Like: does it have to be this hard? Is it always going to be this hard? Can I honestly imagine a time when women who want to be mothers and wage earners aren't going to have to make choices and compromises that men don't even have to consider?

No easy answers. I worried for a bit that this book was going to try for one. Kate does drop it all and move to the country, letting her husband (who is, thank God, not the least bit macho -- unrealistic, perhaps, but I think I'd rather have a character I liked than one I could more easily believe existed) support them all though he makes less than she did.

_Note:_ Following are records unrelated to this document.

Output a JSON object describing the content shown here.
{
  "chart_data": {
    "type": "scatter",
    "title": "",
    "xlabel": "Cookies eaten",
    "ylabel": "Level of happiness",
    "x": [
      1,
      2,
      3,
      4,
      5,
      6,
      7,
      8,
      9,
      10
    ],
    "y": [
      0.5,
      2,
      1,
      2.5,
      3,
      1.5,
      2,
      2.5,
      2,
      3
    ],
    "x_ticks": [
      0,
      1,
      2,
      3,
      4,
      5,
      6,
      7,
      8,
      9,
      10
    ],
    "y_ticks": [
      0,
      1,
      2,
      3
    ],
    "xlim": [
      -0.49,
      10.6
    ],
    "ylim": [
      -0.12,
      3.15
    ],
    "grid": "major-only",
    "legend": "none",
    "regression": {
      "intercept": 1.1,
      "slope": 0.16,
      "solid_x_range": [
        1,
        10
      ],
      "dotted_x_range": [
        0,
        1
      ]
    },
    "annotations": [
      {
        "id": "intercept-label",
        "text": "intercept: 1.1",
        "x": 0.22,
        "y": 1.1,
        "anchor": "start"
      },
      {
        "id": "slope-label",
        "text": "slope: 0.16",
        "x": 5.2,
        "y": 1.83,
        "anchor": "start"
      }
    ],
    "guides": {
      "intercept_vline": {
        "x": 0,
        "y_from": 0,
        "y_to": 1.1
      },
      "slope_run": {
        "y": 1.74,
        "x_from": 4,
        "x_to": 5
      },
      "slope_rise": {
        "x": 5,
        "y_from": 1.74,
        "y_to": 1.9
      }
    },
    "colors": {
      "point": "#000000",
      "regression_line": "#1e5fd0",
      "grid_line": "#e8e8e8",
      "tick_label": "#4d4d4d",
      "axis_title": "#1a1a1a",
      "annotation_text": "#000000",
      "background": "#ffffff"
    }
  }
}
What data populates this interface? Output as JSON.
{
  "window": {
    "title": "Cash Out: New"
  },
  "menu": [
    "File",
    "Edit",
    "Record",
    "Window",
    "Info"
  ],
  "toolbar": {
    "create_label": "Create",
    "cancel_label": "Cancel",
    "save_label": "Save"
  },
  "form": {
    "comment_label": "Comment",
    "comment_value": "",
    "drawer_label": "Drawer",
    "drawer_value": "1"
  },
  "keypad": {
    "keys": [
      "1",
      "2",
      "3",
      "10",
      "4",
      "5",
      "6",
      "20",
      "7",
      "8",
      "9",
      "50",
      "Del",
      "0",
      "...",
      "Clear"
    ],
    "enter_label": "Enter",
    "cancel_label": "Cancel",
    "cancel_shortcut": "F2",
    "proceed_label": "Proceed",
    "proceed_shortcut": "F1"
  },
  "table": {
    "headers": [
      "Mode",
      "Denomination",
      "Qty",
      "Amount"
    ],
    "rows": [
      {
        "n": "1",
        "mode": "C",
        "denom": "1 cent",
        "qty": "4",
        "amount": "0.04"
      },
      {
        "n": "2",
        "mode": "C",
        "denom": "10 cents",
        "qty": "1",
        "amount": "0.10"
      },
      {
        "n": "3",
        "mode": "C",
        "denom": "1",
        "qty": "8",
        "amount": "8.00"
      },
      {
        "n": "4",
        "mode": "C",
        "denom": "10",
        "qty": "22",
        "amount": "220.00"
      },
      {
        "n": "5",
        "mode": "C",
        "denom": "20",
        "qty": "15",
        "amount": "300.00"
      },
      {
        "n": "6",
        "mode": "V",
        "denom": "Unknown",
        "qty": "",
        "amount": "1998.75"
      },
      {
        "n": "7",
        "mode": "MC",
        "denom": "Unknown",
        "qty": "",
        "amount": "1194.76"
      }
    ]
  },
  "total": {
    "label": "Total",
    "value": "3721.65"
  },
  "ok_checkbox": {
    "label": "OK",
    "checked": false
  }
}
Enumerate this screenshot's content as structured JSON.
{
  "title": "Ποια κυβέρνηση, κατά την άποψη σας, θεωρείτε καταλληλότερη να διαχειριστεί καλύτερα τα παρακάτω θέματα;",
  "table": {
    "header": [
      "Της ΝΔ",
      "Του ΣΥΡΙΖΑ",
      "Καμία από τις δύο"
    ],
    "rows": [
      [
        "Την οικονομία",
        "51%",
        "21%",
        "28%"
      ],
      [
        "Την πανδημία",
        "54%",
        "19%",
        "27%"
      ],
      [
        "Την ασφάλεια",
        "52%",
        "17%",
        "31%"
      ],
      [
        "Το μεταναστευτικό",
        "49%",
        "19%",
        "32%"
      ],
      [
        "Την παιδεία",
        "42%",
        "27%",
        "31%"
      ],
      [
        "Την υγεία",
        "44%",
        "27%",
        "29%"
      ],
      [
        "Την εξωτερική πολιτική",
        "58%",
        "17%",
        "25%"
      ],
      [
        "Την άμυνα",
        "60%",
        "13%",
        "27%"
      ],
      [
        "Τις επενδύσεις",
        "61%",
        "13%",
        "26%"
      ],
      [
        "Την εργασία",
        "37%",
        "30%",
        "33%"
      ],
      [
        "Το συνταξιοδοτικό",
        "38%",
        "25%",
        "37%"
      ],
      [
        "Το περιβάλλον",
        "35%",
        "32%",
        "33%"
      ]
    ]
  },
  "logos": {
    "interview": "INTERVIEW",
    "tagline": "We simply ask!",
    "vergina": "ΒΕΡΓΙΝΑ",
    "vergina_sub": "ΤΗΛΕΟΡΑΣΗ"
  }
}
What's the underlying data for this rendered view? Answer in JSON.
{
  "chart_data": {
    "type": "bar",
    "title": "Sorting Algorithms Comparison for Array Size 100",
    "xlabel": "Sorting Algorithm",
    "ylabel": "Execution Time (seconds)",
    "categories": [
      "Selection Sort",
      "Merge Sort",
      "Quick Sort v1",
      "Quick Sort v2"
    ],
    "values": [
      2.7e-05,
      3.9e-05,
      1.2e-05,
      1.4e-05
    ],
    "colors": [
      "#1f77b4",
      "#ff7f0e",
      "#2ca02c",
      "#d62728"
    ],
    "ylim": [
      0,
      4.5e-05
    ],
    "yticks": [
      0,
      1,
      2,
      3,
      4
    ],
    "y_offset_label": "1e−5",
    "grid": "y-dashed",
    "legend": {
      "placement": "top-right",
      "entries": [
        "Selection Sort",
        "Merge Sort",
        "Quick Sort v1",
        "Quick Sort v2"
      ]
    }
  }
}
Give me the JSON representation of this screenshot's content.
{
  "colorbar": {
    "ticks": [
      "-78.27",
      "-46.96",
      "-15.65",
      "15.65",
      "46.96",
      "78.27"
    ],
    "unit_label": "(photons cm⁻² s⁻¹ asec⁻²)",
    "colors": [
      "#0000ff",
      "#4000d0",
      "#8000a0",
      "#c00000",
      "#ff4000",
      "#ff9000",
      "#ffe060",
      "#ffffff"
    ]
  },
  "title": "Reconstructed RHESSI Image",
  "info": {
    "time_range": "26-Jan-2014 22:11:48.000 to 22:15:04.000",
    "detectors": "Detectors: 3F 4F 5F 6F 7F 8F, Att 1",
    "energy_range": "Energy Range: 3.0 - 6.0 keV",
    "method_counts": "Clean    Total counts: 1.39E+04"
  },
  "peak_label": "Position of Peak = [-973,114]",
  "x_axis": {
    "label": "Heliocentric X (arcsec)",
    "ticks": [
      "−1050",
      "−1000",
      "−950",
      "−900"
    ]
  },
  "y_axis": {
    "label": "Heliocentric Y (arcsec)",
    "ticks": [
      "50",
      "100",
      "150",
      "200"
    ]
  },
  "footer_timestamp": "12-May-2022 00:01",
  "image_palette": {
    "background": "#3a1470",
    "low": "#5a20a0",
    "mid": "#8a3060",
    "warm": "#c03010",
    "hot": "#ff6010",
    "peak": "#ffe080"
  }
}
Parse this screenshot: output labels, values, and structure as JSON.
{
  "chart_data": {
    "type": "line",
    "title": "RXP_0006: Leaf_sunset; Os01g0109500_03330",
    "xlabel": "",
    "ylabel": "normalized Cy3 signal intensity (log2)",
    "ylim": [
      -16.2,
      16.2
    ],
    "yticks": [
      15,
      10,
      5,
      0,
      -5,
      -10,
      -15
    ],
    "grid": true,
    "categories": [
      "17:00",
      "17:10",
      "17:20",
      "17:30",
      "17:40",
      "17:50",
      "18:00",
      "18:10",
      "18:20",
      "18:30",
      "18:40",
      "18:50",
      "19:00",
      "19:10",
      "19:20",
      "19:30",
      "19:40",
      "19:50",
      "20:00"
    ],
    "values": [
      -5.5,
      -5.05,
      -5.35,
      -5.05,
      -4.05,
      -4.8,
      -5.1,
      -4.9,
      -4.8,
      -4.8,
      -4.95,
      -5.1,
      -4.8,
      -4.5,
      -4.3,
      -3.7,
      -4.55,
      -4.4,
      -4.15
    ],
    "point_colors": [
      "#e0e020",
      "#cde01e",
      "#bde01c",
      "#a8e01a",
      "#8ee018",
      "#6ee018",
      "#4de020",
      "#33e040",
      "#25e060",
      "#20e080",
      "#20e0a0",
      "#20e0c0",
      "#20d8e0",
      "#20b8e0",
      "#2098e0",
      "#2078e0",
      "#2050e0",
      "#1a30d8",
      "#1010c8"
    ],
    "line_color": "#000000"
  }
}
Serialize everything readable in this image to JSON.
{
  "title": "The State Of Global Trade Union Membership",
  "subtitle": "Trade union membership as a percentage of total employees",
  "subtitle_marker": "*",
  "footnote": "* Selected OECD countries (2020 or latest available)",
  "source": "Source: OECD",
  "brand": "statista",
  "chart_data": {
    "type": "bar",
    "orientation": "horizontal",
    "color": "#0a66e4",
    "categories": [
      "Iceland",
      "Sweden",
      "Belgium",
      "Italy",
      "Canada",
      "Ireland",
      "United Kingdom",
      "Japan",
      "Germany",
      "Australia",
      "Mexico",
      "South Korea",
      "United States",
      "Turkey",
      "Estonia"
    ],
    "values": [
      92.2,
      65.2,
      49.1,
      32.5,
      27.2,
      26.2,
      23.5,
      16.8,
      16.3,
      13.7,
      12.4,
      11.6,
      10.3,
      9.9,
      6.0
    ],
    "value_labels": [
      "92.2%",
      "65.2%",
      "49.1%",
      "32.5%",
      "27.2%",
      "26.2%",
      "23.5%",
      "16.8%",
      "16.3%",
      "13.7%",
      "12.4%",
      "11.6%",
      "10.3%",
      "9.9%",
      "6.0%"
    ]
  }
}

I thought Pearson was going to pull some bogus happily-ever-after thing, until I read about how Kate spent a great deal of her time at home with the kids "bored to the point of manslaughter." Now, that's motherhood.

The very end of the book is clearly a beginning of sorts -- Kate's going to start work at something independent and worthwhile that will, it's to be hoped, take her away (mentally if not physically) from her kids just long and often enough to keep everybody sane. And then she'll feel guilty when her daughter asks her to read to her, please, right now, and she has to say no; and then she'll feel annoyed at having to feel guilty at needing a bit of a life for herself, just a bit; and then she'll feel remorse for being irritated at a child too young to understand the bigger issues involved sometimes in a simple request for a story; and then she'll blow a gasket because the book her daughter is waving at her is one that was due back at the library weeks ago, they'd scoured the house for it and the fees are going to be enormous and plus apparently her baby son chewed a lovely ragged hole right in the front cover when nobody was looking. Ah, the joys of motherhood.